Most of the network shows were outdated, older series at the time that have already been cancelled or have ended before their debut, with the exception of SpongeBob SquarePants, although they are considered fairly never-before-seen by most of the Arab audience at one time, in either their English or Arabic formats. There were even several series yet to debut on Nickelodeon Arabia, with exception of The Fairly OddParents, which apparently already settled on Disney Channel Arabia in 2006, and settled on Nicktoons Arabia years later in 2017. Fairly OddParents characters would appear in activity segments from Nickelodeon Magazine cutouts.

Like most Arab channels, Nickelodeon was subject to censorship, but this is by far limited to simply scenes of French kissing, although any mention of said kisses are retained. This was similar to the censorship on MTV Arabia, but after the relaunch, there is no censorship.
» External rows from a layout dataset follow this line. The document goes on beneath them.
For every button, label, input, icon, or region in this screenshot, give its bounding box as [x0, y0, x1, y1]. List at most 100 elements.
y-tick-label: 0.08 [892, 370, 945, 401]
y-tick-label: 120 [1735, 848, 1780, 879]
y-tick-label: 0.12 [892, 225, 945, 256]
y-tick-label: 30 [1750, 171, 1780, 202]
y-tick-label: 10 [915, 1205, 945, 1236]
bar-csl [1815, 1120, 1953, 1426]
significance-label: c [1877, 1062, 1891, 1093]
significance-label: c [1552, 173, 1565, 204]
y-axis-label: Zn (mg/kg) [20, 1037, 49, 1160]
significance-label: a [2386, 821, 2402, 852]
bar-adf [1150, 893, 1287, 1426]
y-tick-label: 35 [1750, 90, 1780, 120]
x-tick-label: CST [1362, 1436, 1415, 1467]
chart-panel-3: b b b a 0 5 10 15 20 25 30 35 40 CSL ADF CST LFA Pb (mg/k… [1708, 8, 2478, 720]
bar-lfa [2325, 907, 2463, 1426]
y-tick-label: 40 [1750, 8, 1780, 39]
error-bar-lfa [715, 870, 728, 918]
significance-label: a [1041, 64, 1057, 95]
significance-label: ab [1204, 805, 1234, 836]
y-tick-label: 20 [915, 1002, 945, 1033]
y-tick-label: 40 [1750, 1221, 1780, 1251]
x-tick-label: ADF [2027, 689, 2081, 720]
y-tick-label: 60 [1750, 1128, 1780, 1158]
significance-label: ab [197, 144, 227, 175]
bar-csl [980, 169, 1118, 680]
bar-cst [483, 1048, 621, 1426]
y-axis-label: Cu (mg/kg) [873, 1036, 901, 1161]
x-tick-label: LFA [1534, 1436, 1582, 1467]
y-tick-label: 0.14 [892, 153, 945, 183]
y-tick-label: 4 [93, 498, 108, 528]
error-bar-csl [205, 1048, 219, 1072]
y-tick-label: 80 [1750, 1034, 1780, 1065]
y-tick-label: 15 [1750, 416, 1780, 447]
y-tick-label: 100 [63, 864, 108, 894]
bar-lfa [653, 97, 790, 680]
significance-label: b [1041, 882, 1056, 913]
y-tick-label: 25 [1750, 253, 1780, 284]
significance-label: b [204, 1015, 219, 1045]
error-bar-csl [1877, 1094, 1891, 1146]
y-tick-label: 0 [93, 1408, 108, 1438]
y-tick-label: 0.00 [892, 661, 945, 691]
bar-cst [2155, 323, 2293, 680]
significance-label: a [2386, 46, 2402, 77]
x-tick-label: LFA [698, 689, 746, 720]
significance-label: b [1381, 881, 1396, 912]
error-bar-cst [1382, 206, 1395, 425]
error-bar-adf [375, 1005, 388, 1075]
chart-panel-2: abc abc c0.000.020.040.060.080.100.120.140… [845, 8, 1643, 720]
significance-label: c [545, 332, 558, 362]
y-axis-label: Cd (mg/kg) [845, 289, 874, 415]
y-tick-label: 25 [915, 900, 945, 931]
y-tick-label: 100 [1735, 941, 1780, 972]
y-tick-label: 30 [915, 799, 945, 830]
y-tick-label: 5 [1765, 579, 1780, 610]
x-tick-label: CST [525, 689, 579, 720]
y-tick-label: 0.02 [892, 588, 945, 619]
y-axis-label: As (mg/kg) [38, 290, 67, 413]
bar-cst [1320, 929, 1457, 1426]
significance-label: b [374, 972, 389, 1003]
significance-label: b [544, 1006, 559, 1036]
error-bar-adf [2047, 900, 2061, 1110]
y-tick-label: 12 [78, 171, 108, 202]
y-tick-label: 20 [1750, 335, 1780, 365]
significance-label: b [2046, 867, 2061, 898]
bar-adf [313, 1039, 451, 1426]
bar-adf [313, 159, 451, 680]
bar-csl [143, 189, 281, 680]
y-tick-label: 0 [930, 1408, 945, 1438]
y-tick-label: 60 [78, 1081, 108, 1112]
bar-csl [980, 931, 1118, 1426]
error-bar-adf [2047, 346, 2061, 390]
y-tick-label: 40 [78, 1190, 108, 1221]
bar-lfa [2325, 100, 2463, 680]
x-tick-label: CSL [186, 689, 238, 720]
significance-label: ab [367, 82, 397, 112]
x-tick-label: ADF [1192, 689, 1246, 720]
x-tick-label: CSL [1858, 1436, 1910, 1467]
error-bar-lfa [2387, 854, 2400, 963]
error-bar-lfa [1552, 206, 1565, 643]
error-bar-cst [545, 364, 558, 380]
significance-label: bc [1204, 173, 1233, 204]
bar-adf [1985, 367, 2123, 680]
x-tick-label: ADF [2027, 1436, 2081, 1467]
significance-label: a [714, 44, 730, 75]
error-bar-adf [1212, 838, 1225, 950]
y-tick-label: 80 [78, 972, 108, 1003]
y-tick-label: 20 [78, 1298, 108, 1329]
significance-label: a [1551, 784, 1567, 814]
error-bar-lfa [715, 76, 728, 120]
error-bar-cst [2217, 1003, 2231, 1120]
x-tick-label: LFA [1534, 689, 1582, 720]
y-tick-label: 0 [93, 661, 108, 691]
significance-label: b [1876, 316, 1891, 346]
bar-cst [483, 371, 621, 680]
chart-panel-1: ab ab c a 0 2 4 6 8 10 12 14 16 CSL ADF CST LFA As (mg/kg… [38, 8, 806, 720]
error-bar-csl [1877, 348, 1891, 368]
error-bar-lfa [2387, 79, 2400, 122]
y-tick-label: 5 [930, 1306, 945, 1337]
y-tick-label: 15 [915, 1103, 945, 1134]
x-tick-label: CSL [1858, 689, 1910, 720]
===Original programming on Nickelodeon's older Channel===
====Catch Match====
Catch Match (كاتش ماتش) was an original show for Nickelodeon Arabia that was renewed every holy month of Ramadan. It was a kids' game show that had two opposing teams compete in a variety of physical challenges to gain the most points. This show was hosted by the announcer Taj Aser, and was filmed on location in Jeddah.

==== Shoof Kids ====
Shoof Kids was an original show that featured home-made videos sent in by viewers.